A Democratic Double-Standard
“You want some regulation of bodies and choice? Done!”, U.S democrat Dar’shun Kendrick posted on Twitter, moments before releasing her ‘Testicular Bill of Rights’ in a confrontational opposition to HB 481, aka the Heartbeat Bill.
Georgia’s House of Representatives passed the Heartbeat Bill in early March, which imposed control on abortions. More specifically, it entailed stopping abortions after the sixth week, which is when medically a heartbeat can be monitored. Hence they’ve named it the ‘Heartbeat Bill’.
Now you may be thinking: six weeks is plenty of time to get an abortion, but not if you only discover your pregnancy after the six week mark. This could be the case in a hundred scenarios; for instance, what about women who have irregular periods, periods that have altogether stopped, women who are on birth control that has failed (do not forget that 1% ineffectiveness), or just busy women who do not pay that much attention to their cycle.
Even if monitoring periods was an effective way to diagnose pregnancy, what happens if a woman is five weeks pregnant but only a week late for their period? With the de-funding of planned parenthood among other things, getting an abortion in America is a bureaucratic nightmare that definitely cannot happen in under seven days.
To suggest women should have an abortion within six weeks of conception is just not feasible and is frankly ridiculous. It is not enough time to even know you are pregnant, let alone consider what to do with an unexpected or unwanted pregnancy, which makes this legislation, as Kendrick points out, just another way to control women’s bodies and choices.
That is what makes her ‘Testicular Bill of Rights’ so poignant. She mercilessly rips apart HB 481, all whilst not mentioning it at all, instead, she shows the world what the opposite would look like if the shoe were on the other foot. Her five-point plan for a ‘Testicular Bill of Rights’ included:
1.Requiring men to get permission from their partner before obtaining a prescription for erectile dysfunction medication.
2. Banning vasectomy procedures in Georgia and penalising doctors who perform them.
3. Having sex without a condom to be made an “aggravated assault” crime for men.
4. Require men to begin paying child support when the woman is six weeks and one day pregnant, per a paternity test required at the same time.
5. Create a twenty-four-hour “waiting period” for men who wish to purchase porn or sex toys in the state of Georgia.

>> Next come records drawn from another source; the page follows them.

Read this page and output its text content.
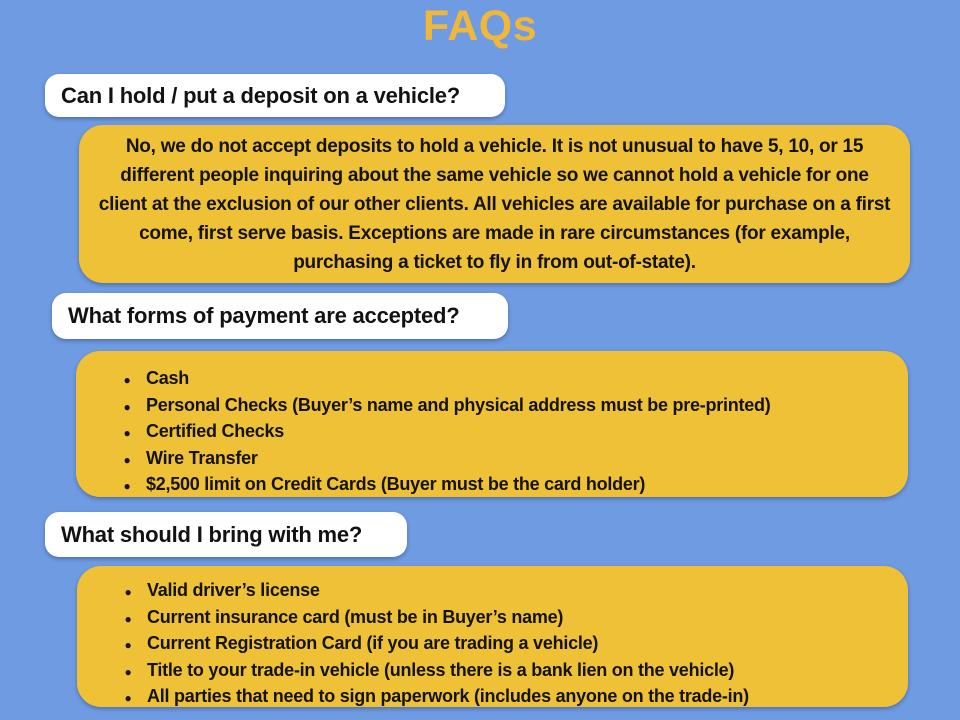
FAQs
Can I hold / put a deposit on a vehicle?
No, we do not accept deposits to hold a vehicle. It is not unusual to have 5, 10, or 15 different people inquiring about the same vehicle so we cannot hold a vehicle for one client at the exclusion of our other clients. All vehicles are available for purchase on a first come, first serve basis. Exceptions are made in rare circumstances (for example, purchasing a ticket to fly in from out-of-state).
What forms of payment are accepted?
● Cash
● Personal Checks (Buyer’s name and physical address must be pre-printed)
● Certified Checks
● Wire Transfer
● $2,500 limit on Credit Cards (Buyer must be the card holder)
What should I bring with me?
● Valid driver’s license
● Current insurance card (must be in Buyer’s name)
● Current Registration Card (if you are trading a vehicle)
● Title to your trade-in vehicle (unless there is a bank lien on the vehicle)
● All parties that need to sign paperwork (includes anyone on the trade-in)
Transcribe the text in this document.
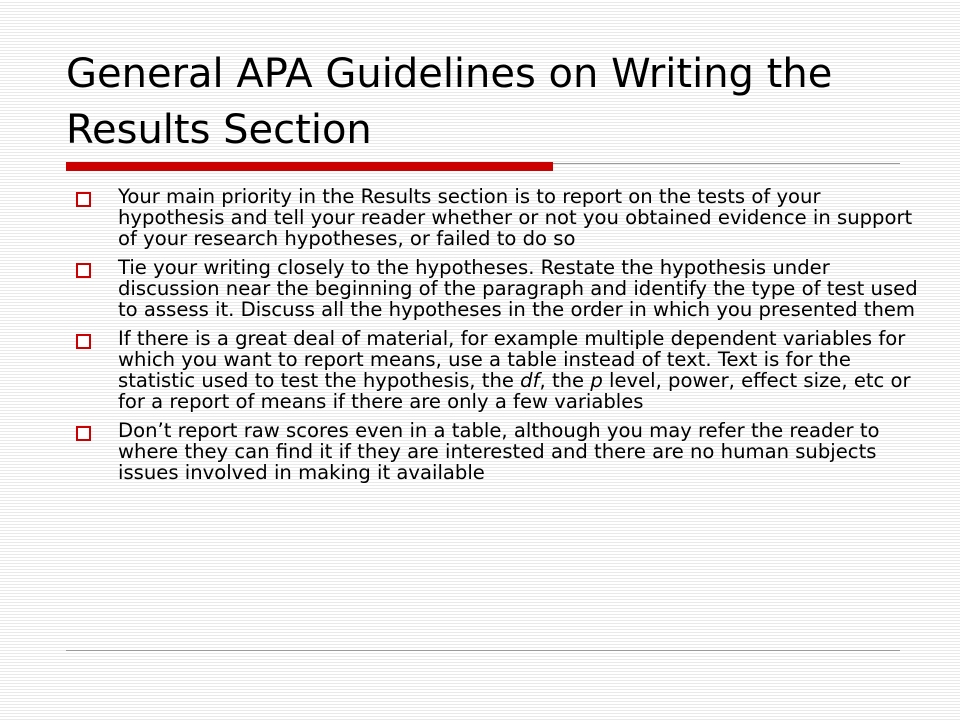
General APA Guidelines on Writing the Results Section
Your main priority in the Results section is to report on the tests of your hypothesis and tell your reader whether or not you obtained evidence in support of your research hypotheses, or failed to do so
Tie your writing closely to the hypotheses. Restate the hypothesis under discussion near the beginning of the paragraph and identify the type of test used to assess it. Discuss all the hypotheses in the order in which you presented them
If there is a great deal of material, for example multiple dependent variables for which you want to report means, use a table instead of text. Text is for the statistic used to test the hypothesis, the df, the p level, power, effect size, etc or for a report of means if there are only a few variables
Don’t report raw scores even in a table, although you may refer the reader to where they can find it if they are interested and there are no human subjects issues involved in making it available
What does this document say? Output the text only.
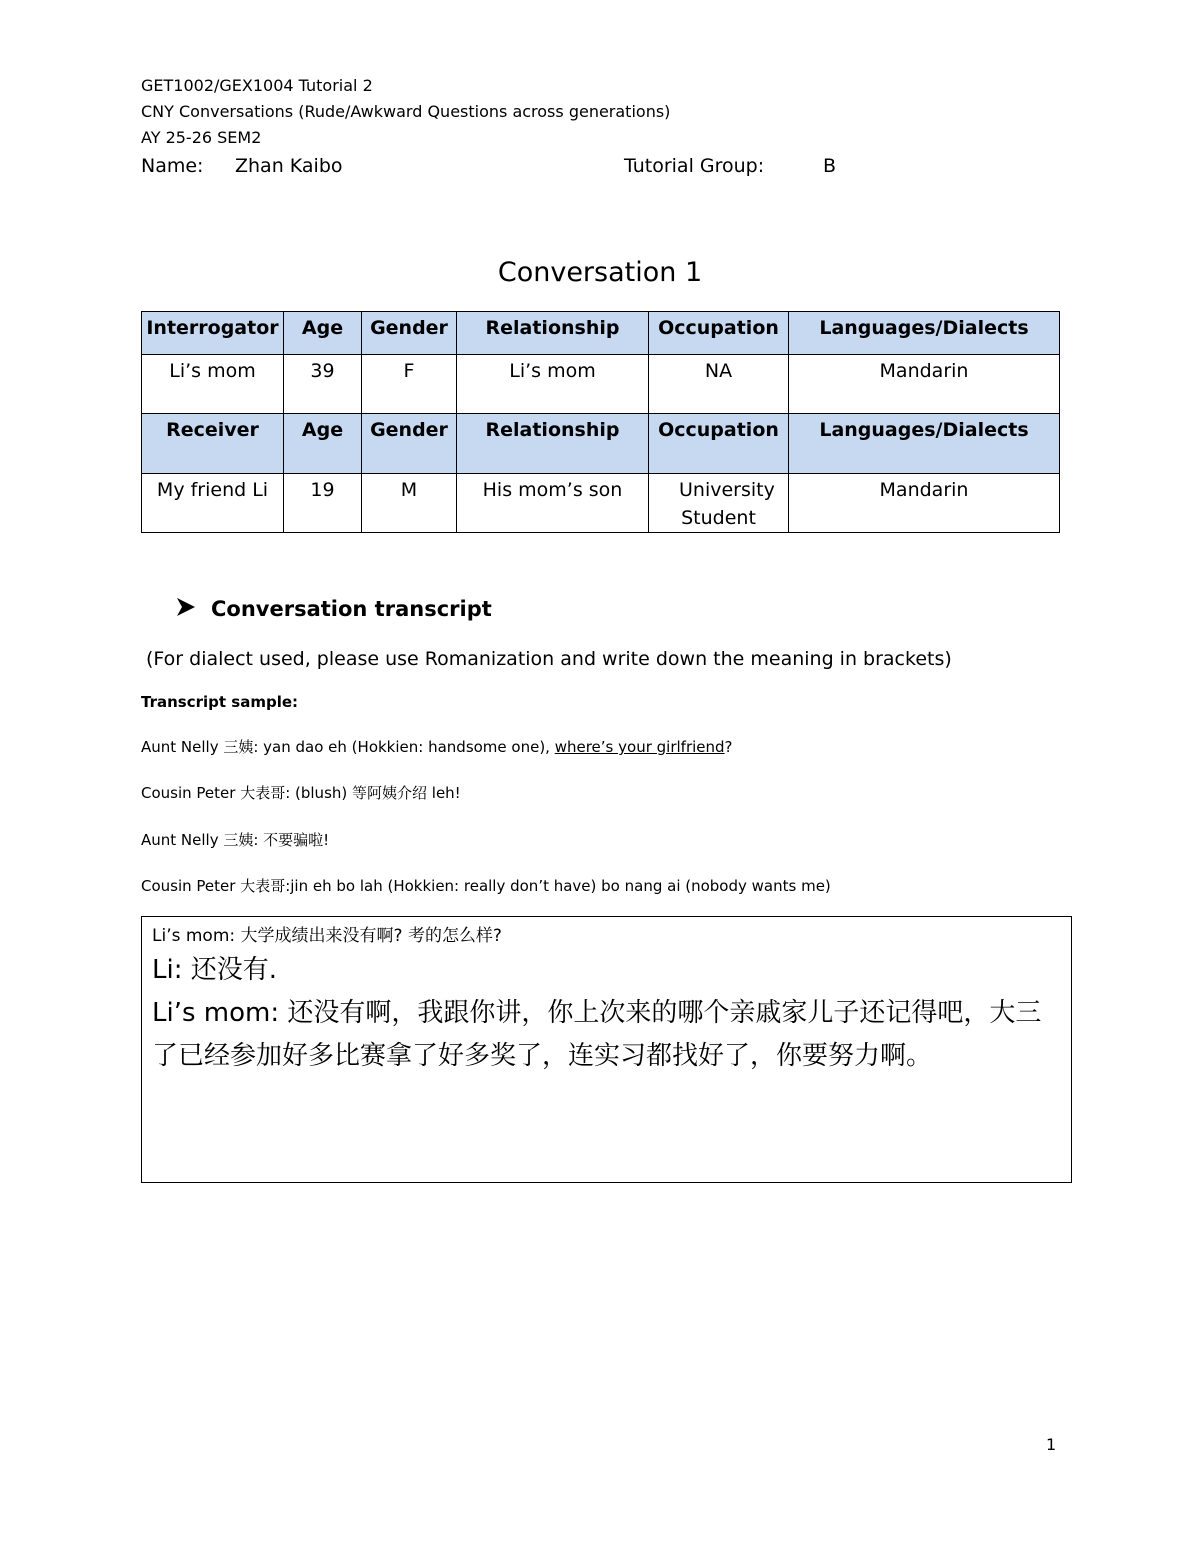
GET1002/GEX1004 Tutorial 2
CNY Conversations (Rude/Awkward Questions across generations)
AY 25-26 SEM2
Name: Zhan Kaibo	Tutorial Group:	B
Conversation 1
Interrogator	Age	Gender	Relationship	Occupation	Languages/Dialects
Li’s mom	39	F	Li’s mom	NA	Mandarin
Receiver	Age	Gender	Relationship	Occupation	Languages/Dialects
My friend Li	19	M	His mom’s son	University Student	Mandarin
Conversation transcript
(For dialect used, please use Romanization and write down the meaning in brackets)
Transcript sample:
Aunt Nelly 三姨: yan dao eh (Hokkien: handsome one), where’s your girlfriend?
Cousin Peter 大表哥: (blush) 等阿姨介绍 leh!
Aunt Nelly 三姨: 不要骗啦!
Cousin Peter 大表哥:jin eh bo lah (Hokkien: really don’t have) bo nang ai (nobody wants me)
Li’s mom: 大学成绩出来没有啊? 考的怎么样?
Li: 还没有.
Li’s mom: 还没有啊，我跟你讲，你上次来的哪个亲戚家儿子还记得吧，大三了已经参加好多比赛拿了好多奖了，连实习都找好了，你要努力啊。
1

The point of this is that yes, it is extreme; yet we control women in the same way, such as forcing them to carry children they do not want, not holding fathers accountable, or, less than fifty years ago requiring, male consent for birth control. It has become so normalised in this society to control women that we do not even see the extremism in that control anymore. Kendrick brings that to the forefront in her ‘Bill of Rights’ and holds a glaring mirror up to those who wish for abortion "reforms", which are really just masks for patriarchal control.
Kendrick is completely aware this bill will not pass, but she hopes to demonstrate the double-standard in body control legislation that becomes exceedingly apparent in this plan. Personally, I hope she succeeds in waking people up to the control that is enforced on women's autonomy; however, for Republican-controlled Georgia this seems largely unlikely.